Forward-Looking Statements

This earnings release includes forward-looking statements that are subject to risks and uncertainties. These forward-looking statements include: statements of Southwest's goals, intentions, and expectations; estimates of risks and of future costs and benefits; expectations regarding future financial performance of Southwest and its operating segments; assessments of loan quality, probable loan losses, and the amount and timing of loan payoffs; liquidity, contractual obligations, off-balance sheet risk, and interest rate risk; estimates of value of acquired assets, deposits, and other liabilities; and statements of Southwest's ability to achieve financial and other goals. These forward-looking statements are subject to significant uncertainties, because they are based upon: the amount and timing of future changes in interest rates, market behavior, and other economic conditions; future laws and regulations and accounting principles; and a variety of other matters. Because of these uncertainties, the actual future results may be materially different from the results indicated by these forward-looking statements. In addition, Southwest's past growth and performance do not necessarily indicate our future results.

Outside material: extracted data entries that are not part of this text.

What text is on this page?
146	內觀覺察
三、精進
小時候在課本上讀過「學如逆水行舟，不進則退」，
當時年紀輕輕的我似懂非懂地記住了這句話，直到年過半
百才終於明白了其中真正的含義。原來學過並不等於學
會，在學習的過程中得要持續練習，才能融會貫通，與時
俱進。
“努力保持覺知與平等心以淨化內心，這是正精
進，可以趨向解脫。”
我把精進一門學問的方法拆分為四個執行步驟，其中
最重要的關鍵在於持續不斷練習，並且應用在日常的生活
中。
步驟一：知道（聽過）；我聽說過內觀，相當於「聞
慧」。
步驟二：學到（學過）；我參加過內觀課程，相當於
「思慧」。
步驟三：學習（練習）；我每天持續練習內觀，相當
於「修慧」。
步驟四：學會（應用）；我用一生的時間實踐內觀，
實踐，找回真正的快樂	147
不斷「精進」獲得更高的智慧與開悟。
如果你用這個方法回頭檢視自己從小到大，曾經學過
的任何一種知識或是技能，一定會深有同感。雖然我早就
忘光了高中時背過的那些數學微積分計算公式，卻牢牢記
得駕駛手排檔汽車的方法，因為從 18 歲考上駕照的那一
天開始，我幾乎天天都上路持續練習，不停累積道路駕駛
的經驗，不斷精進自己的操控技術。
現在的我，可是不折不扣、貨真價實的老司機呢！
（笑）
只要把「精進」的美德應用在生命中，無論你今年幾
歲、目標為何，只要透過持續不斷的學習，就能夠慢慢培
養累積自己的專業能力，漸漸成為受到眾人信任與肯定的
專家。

Southwest is required under generally accepted accounting principles to evaluate subsequent events and their impact, if any, on its financial statements as of March 31, 2011 through the date its financial statements are filed with the Securities and Exchange Commission. The March 31, 2011 financial statements included in this release will be adjusted if necessary to properly reflect the impact of subsequent events on estimates used to prepare those statements.